Prisma Access offers comprehensive security services including advanced threat prevention, web filtering, sandboxing, DNS security, credential theft prevention, data loss prevention and next-generation firewall policies. The platform always makes it possible for organizations to enforce the same policies with consistent security and networking for all their applications.

Versa Networks

Versa SASE (Secure Access Service Edge) combines networking and network security and delivers this on-premises, in the cloud, or in combination depending on business and IT requirements. The platform provides cloud-delivered networking and network security via a distributed system of Versa Cloud Gateways while enforcing consistent, unified, and global policies across cloud and on-premises sites.

The San Jose, Calif.-based company’s platform extends Versa Secure SD-WAN from an organization’s premises to the cloud and to the front doorstep of cloud services, SaaS and cloud resources around the world. Versa SASE includes SD-WAN, comprehensive integrated security, advanced scalable routing, zero trust network access, secure web gateway, firewall-as-a-service, CASB, and encryption and decryption.

Versa SASE applies policies, services, and capabilities based on the identity of users and devices while incorporating policies and assessing both the risk and trust profile in real-time during each session. Configuration and management of Versa SASE is performed via a single pane of glass to apply global policies, configurations, and profiles consistently across both on-premises and cloud instances.


The cloud-native VMware SASE architecture combines VMware’s SD-WAN Gateways, the VMware Secure Access zero trust network access tool, the VMware NSX next-gen firewall, secure web gateway and cloud security access broker offerings. These networking and security services can be delivered in an intrinsic or sequenced manner to branch edges, mobile users, campuses, and IoT devices.
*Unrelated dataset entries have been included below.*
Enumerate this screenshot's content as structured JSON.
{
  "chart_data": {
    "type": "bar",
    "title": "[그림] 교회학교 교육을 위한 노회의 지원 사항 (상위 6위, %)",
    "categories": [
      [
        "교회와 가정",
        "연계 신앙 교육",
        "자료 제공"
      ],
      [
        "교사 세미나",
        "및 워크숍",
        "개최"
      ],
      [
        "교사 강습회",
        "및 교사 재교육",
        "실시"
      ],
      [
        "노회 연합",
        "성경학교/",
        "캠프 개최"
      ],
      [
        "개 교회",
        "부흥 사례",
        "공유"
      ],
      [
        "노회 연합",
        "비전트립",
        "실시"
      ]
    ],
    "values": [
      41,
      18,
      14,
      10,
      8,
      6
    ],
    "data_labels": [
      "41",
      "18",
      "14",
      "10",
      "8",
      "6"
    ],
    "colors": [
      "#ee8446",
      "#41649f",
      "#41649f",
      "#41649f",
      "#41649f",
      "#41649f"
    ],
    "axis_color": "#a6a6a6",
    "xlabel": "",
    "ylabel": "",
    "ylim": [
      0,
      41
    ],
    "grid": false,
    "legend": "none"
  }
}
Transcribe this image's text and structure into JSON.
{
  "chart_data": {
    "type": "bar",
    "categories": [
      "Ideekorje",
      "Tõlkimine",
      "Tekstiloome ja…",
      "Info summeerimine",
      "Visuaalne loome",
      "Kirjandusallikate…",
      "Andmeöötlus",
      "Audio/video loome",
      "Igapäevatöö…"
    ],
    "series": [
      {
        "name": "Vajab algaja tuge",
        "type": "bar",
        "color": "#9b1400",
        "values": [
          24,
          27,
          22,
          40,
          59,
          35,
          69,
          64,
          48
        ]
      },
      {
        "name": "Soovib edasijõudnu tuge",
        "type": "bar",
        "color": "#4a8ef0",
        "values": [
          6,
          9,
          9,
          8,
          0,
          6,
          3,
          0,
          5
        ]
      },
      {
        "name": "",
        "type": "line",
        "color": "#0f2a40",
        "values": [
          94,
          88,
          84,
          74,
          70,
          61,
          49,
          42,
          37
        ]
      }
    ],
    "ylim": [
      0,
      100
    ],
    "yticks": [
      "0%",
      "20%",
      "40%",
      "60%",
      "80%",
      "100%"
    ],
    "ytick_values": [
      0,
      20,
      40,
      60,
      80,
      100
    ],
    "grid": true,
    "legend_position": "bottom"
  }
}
VMware’s SASE architecture allows companies to adopt an enterprise-wide cloud strategy, scale new operating models, migrate workloads to cloud easily and access multi-cloud applications and resources with confidence. The Palo Alto, Calif.-based company can protect distributed users and applications against internal and external threats from all levels, including network, application, data and user.

The platform provides assured, reliable application delivery to mobile clients, branches, and campuses, even under unfavorable network conditions, according to VMware. The company’s SASE architecture allows organizations to build and scale a new global WAN to support digital transformation strategy, with greater agility and operational simplicity.


The Zscaler Cloud Security Platform is a SASE service built from the ground up for performance and scalability. As a globally distributed platform, users are always a short hop to their applications, and through peering with hundreds of partners in major internet exchanges around the world, the San Jose, Calif.-based cloud security vendor provides optimal performance and reliability for users.

The Zscaler SASE architecture helps accelerate cloud adoption by removing network and security friction, consolidating and simplifying IT services, and eliminating the need for device management. The Zscaler platform globally peers at the edge with leading application and service providers and optimizes traffic routing to provide the best user experience.

As a fully cloud-delivered service, Zscaler provides native app segmentation by using business policies to connect an authenticated user to an authorized app without bringing the user on the network. Adversaries can’t attack what they can’t see, which is why the Zscaler architecture hides source identities by obfuscating their IP addresses and avoids exposing the corporate network to the internet.